# Lace Up Road Shoe Options?



## metalheart (Sep 3, 2010)

My Sidi 5 Genius are showing some wear and I am going to retire them to winter riding. For late Spring through early Fall riding I am looking for a lace up shoe that is not too narrow. I wear a 44 in the Sidi and my foot measures about 4" at its widest point and some charts suggest that is a "D" or average size. However, I know from experience that a wider toe box works better for me for a variety of reasons. I have never adjusted my Sidi's while riding and I like the idea of using laces for my style of riding. I use Speedplay cleats.

The lace up options I know about are:

Giro Empire ACC - supposed to be wider that other Empire styles
Garneau 84 -- unknown, don't care for the color schemes
Shimano S Works Sub6 -- supposed to have a wider toe box
Dromarti -- I have seen a pair of these and they are very nice, but unknown toe box so I sent them an email. Image Below
Vittoria Classic -- unknown to me.
Bontrager Classique -- no info
Quoc Pham Night --- new shoe, no info

Any experience with these lace-up shoes (Quoc Pham excepted) or are there others to consider that have a wider toe box?


----------



## Mr Pink57 (Mar 30, 2011)

I have the Giro Republic LX shoes which are similar to the ACC's you have listed, I also have the Empire VR90s from Giro and well the Alpineduro's.

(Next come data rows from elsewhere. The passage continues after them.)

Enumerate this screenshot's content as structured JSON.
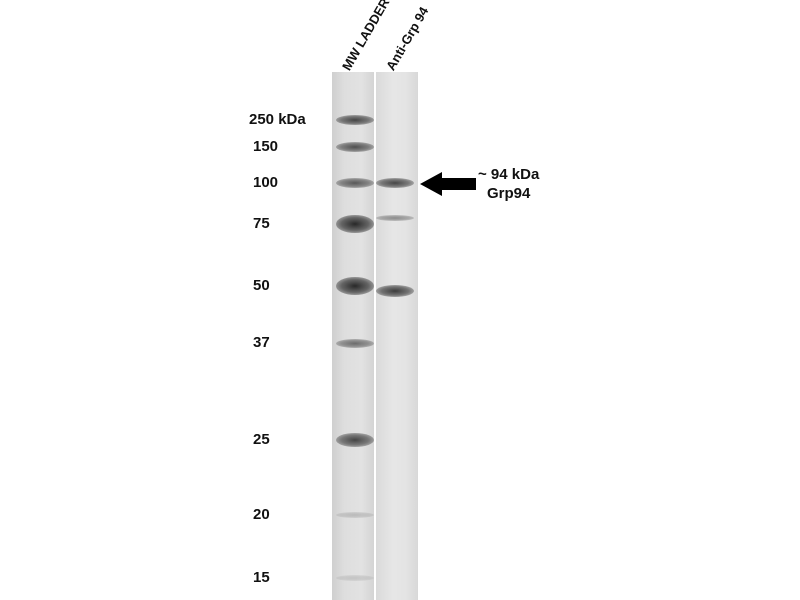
{
  "lanes": {
    "ladder": "MW LADDER",
    "sample": "Anti-Grp 94"
  },
  "markers": [
    {
      "label": "250 kDa",
      "kda": 250
    },
    {
      "label": "150",
      "kda": 150
    },
    {
      "label": "100",
      "kda": 100
    },
    {
      "label": "75",
      "kda": 75
    },
    {
      "label": "50",
      "kda": 50
    },
    {
      "label": "37",
      "kda": 37
    },
    {
      "label": "25",
      "kda": 25
    },
    {
      "label": "20",
      "kda": 20
    },
    {
      "label": "15",
      "kda": 15
    }
  ],
  "annotation": {
    "line1": "~ 94 kDa",
    "line2": "Grp94",
    "icon": "arrow-left-icon"
  },
  "sample_bands_kda": [
    94,
    80,
    50
  ]
}
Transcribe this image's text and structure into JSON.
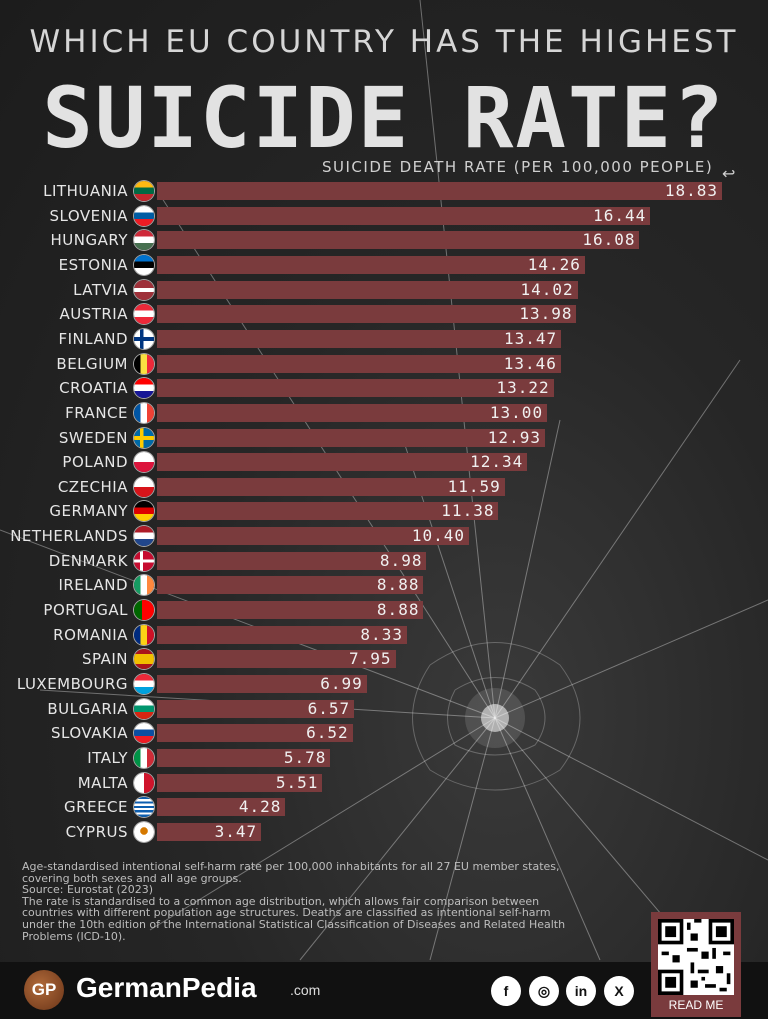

The shoes are all quite comfy but I have them all in different sizes. The VR90s I have in a 43.5, the Republic in a 44 and the Alpines in 45, width is not too much of an issue with a lace up shoe since you can tighten them as much or as little as you want. Also laces can well be laced different have a look at Ian's Shoelace site to create a better fitting shoe or to relieve a pressure area.


----------



## tka (Jun 11, 2014)

Specialized S-Works Sub6 

I have no direct experience with the Sub6 but I've used Expert Road and S-Works XC shoes and find they have a roomier toe box than most other shoes.


----------



## metalheart (Sep 3, 2010)

I tried on the Sub 6 and it felt very nice, enough room in the toe box and a tight heel fit, very light. I also tried on the ACC Giro and it was a bit less room in the toe box, but probably enough room after some riding and stretching. I inquired about the Vittoria and received no reply from the rep. I asked several questions via email about the Dromarti and they were very responsive and helpful. I was about ready to pull the trigger on those when I noticed the Bontrager Clqssique was on sale. I could not find a Classique locally, but tried on what appeared to be a similar fit Bongrager and it seemed fine. With a 30 day money back guarantee and about 1/2 price (they are about 139 now) i could not resist and ordered a size 44. For about $150 I could not be happier. The sole is very stiff, the shoe is well ventilated, and the uppers have what appears to be a nice synthetic material. I have worn them for a couple hundred miles and they meet all my expectations. I was prepare to spend more and happy to pay less......


----------



## Corey213 (Jan 11, 2013)

Dang, those look nicer in person than in the ads. Thanks for the review on them!


----------



## Mandre82 (Jan 22, 2016)

metalheart said:


> I tried on the Sub 6 and it felt very nice, enough room in the toe box and a tight heel fit, very light. I also tried on the ACC Giro and it was a bit less room in the toe box, but probably enough room after some riding and stretching. I inquired about the Vittoria and received no reply from the rep. I asked several questions via email about the Dromarti and they were very responsive and helpful. I was about ready to pull the trigger on those when I noticed the Bontrager Clqssique was on sale. I could not find a Classique locally, but tried on what appeared to be a similar fit Bongrager and it seemed fine. With a 30 day money back guarantee and about 1/2 price (they are about 139 now) i could not resist and ordered a size 44. For about $150 I could not be happier. The sole is very stiff, the shoe is well ventilated, and the uppers have what appears to be a nice synthetic material. I have worn them for a couple hundred miles and they meet all my expectations. I was prepare to spend more and happy to pay less......
> 
> View attachment 313930


May we know where did you get them?


----------



## metalheart (Sep 3, 2010)

You can/could get them online direct from Trek, but since the local shop helped me with the fitting in similar Bontrager shoes, I ordered from them for the same sale price (Folsom Bike is the shop).


----------